The threat of defunding began before the season started when the district attempted to broker a deal for practice space at a local gymnastics academy. But parents pushed back because of the limited window for practice time, which was very early in the morning or late in the evening.
That put the program back in the schools, although with consolidated facilities and coaching staff.
Budget discussion began late last year and the full effect of receding federal dollars to support schools during the pandemic became clear. The various departments were given the task of building budgets that would cut 4% over the next four years.
In January, the Rapid City School District eliminated gymnastics, which raised the alarm statewide that Sioux Falls could be next. It was grim news for the sport that played out in a series of budget meetings leading up to Monday’s vote.
It’s not something that Sioux Falls School Board members wanted to happen, said Mickelson.
“It really encouraged me to see the number of parents and kids who did step up because I thought maybe this is something we can do,” she said. “I wish we could find a way to do this but I look at the numbers… This is one of the many tough choices that we’re probably going to face in the next few years.”
For example, the budget includes $3.2 million for reading recovery, Mickelson said.
“Those are students who are not able to read,” she said. “Those are some of the decisions that have to be made.”
Board president Kate Serenbetz assured the gymnastics supporters that the members read their emails, talked to parents about the issue and asked questions of the district administration.

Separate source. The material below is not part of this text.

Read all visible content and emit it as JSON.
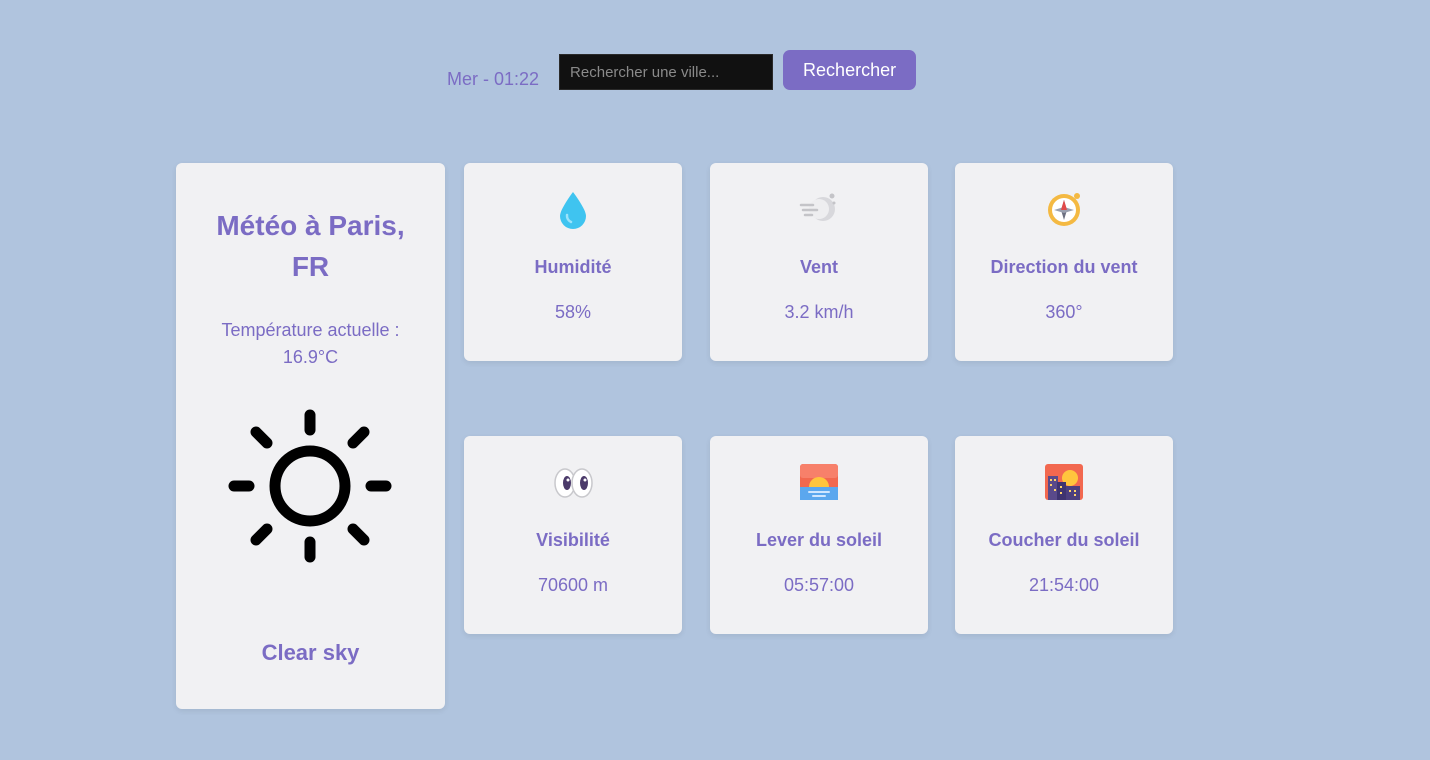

“We have done our due diligence, I can promise you that,” said Serenbetz. “It’s never easy for us to sit here and cut a program but we have to look at the big picture. And our big picture is that we're heading up to a fiscal cliff in the next few years and we have to be responsible to the taxpayers of this community.”
That position doesn’t resonate with the parents, who see the district adding softball and wrestling while eliminating gymnastics.
“Because we added programs, we have to cut a program?” said Eric Van Beek, the parent of a gymnast. “Does that make sense? Why add if adding necessitates a cut?”
The backers contend the sport is growing, despite the most-recent participation numbers. They maintain that development programs in the local gyms have just begun to produce results and forwarded a survey of gymnastics families that suggested more athletes are coming.
Last week, the group raised the issue of gender equity should gymnastics be cut. The suggestion is that the district would be out of compliance with Title IX, the federal law that mandates equal opportunity for women athletes.
District officials say that's not the case.
“We were hoping that the numbers we sent them were very clear,” said Allen, one of the parents who compiled the information. “That is something that, as a group, we are now going to need to consider.”
World events and shifting economic realities didn’t seem to matter to the teenage girls who came to the meeting on Monday, and those previous, hoping for a different outcome. Their well-reasoned and staccato pleas were like soliques to camaraderie, the familiar bond of sports teams through the generations.
“I have to go tell my daughter that she can’t be in high school gymnastics,” said Van Beek. “It’s going to crush her.”